Arguing that being part of the European Union is not in the British interest, that NATO has outlived its usefulness, that protectionist policies or anti-immigration policies are desirable is not fascist. These ideas have no connection to fascism whatsoever. They are far more closely linked to traditional liberal democracy. They represent the reassertion of the foundation of liberal democracy, which is the self-governing nation-state. It is the foundation of the United Nations, whose members are nation-states, and where the right to national self-determination is fundamental.
Liberal democracy does not dictate whether a nation should be a member in a multinational organization, adopt free trade policies or protectionism, or welcome or exclude immigrants. These are decisions to be made by the people – or more precisely, by the representatives they select. The choices may be wise, unwise or even unjust. However, the power to make these choices rests, in a liberal democracy, in the hands of the citizens.

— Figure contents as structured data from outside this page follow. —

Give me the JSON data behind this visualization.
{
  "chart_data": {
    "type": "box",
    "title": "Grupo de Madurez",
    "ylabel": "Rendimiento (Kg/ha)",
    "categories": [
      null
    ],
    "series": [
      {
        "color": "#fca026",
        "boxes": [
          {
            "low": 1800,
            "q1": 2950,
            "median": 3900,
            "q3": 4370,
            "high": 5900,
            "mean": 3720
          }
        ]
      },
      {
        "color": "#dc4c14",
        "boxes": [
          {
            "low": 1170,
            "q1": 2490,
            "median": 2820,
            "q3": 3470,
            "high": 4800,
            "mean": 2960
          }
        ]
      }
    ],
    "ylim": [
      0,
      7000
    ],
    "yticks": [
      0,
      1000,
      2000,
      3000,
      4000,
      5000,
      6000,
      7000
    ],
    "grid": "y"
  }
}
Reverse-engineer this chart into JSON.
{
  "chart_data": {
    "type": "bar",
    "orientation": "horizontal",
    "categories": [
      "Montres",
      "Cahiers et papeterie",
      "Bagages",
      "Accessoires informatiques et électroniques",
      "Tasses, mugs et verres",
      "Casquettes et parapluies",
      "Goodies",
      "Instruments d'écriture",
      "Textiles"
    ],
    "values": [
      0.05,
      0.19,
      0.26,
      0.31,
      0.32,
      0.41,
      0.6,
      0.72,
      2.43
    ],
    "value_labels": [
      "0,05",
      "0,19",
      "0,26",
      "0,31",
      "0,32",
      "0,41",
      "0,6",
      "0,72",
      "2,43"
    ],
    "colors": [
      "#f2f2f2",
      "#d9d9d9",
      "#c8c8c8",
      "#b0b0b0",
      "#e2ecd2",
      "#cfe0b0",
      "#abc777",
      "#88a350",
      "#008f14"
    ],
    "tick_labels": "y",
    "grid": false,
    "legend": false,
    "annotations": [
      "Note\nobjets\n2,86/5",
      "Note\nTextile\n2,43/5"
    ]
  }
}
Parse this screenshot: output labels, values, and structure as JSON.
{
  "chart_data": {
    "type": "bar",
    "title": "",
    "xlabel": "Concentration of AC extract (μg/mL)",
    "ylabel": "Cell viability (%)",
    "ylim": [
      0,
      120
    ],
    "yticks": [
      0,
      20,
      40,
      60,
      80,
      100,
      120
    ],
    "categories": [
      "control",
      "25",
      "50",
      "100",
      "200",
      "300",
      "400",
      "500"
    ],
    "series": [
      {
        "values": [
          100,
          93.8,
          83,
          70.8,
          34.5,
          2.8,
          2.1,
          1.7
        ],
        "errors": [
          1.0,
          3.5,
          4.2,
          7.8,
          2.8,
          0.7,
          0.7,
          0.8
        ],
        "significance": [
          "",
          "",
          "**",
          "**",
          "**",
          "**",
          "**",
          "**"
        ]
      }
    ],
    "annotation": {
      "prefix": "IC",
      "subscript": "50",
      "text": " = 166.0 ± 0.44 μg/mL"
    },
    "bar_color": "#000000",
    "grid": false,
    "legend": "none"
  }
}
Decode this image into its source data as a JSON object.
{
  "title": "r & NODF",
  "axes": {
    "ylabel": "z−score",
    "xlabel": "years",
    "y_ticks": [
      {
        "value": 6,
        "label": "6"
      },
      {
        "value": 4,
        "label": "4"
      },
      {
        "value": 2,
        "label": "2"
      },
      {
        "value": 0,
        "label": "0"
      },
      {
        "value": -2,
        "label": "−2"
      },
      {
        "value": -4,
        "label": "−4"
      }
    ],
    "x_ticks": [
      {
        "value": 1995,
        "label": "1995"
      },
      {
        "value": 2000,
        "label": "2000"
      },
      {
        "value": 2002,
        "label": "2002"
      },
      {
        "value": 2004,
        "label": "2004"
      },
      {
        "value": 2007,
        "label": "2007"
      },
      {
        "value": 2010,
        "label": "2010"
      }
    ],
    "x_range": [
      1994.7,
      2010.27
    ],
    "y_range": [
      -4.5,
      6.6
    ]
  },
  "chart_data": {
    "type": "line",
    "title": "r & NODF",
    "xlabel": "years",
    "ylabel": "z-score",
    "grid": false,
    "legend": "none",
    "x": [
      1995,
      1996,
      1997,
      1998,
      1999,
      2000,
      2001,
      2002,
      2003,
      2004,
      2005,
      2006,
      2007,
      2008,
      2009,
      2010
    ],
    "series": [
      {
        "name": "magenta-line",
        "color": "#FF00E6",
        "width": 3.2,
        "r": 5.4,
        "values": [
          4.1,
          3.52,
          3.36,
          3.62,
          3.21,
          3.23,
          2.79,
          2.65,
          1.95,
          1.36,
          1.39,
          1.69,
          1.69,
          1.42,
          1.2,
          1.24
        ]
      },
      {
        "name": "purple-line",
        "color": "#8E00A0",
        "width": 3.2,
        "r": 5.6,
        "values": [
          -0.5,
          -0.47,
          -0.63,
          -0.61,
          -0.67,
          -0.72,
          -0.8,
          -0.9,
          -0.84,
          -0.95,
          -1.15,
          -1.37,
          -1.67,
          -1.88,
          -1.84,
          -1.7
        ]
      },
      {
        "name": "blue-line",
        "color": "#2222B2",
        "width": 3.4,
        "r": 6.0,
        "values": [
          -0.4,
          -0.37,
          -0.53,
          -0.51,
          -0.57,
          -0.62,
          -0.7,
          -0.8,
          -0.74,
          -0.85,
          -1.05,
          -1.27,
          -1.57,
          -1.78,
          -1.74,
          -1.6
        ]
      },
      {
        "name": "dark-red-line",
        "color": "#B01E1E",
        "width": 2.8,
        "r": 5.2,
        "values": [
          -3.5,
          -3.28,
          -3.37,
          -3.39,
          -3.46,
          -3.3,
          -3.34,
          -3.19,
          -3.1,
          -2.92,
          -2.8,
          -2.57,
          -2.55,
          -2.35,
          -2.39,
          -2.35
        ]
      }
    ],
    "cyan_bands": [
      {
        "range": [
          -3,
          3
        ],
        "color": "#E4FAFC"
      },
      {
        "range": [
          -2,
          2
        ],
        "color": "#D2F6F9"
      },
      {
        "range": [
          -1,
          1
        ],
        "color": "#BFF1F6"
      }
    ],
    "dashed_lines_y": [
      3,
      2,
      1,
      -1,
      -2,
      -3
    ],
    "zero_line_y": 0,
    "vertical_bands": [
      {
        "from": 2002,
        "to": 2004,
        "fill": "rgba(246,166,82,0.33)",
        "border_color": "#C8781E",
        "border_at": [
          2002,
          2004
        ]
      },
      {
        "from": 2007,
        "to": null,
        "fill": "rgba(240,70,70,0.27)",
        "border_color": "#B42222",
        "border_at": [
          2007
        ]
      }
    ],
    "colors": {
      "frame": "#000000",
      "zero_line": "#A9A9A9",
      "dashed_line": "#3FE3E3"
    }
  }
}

What we are seeing is the rise of the nation-state against the will of multinational organizations and agreements. There are serious questions about membership in the EU, NATO and trade agreements, and equally about the right to control borders. Reasonable people can disagree, and it is the political process of each nation that retains the power to determine shifts in policy. There is no guarantee that the citizenry will be wise, but that cuts both ways and in every direction.
The current rise of nationalism in Europe is the result of European institutions’ failure to function effectively. Eight years after 2008, Europe still has not solved its economic problems. A year after the massive influx of refugees in Europe, there is still no coherent and effective policy to address the issue. Given this, it would be irresponsible for citizens and leaders not to raise questions as to whether they should remain in the EU or follow its dictates. Similarly, there is no reason for Donald Trump not to challenge the idea that free trade is always advantageous, or to question NATO. However obnoxious his style and however confusing his presentation, he is asking questions that must be asked.
In the 1950s, the McCarthyites charged anyone they didn’t like with being communists. Today, those who disapprove of the challengers of the current system call them fascists. Now, some of the opponents of the EU or immigration may really be fascists. But the hurdle for being a fascist is quite high. Fascism is far more than racism, tinkering with the judiciary, or staging a violent demonstration. Real fascism is Nazi Germany’s “leader principle” – which dictated absolute obedience to the Führer, whose authority was understood to be above the law.
We are seeing a return to nationalism in Europe and the United States because it is not clear to many that internationalism, as followed since World War II, benefits them any longer. They may be right or wrong, but to claim that fascism is sweeping Europe and the United States raises the question of whether those who say this understand the principles of fascism or the intimate connection between nationalism and liberal democracy.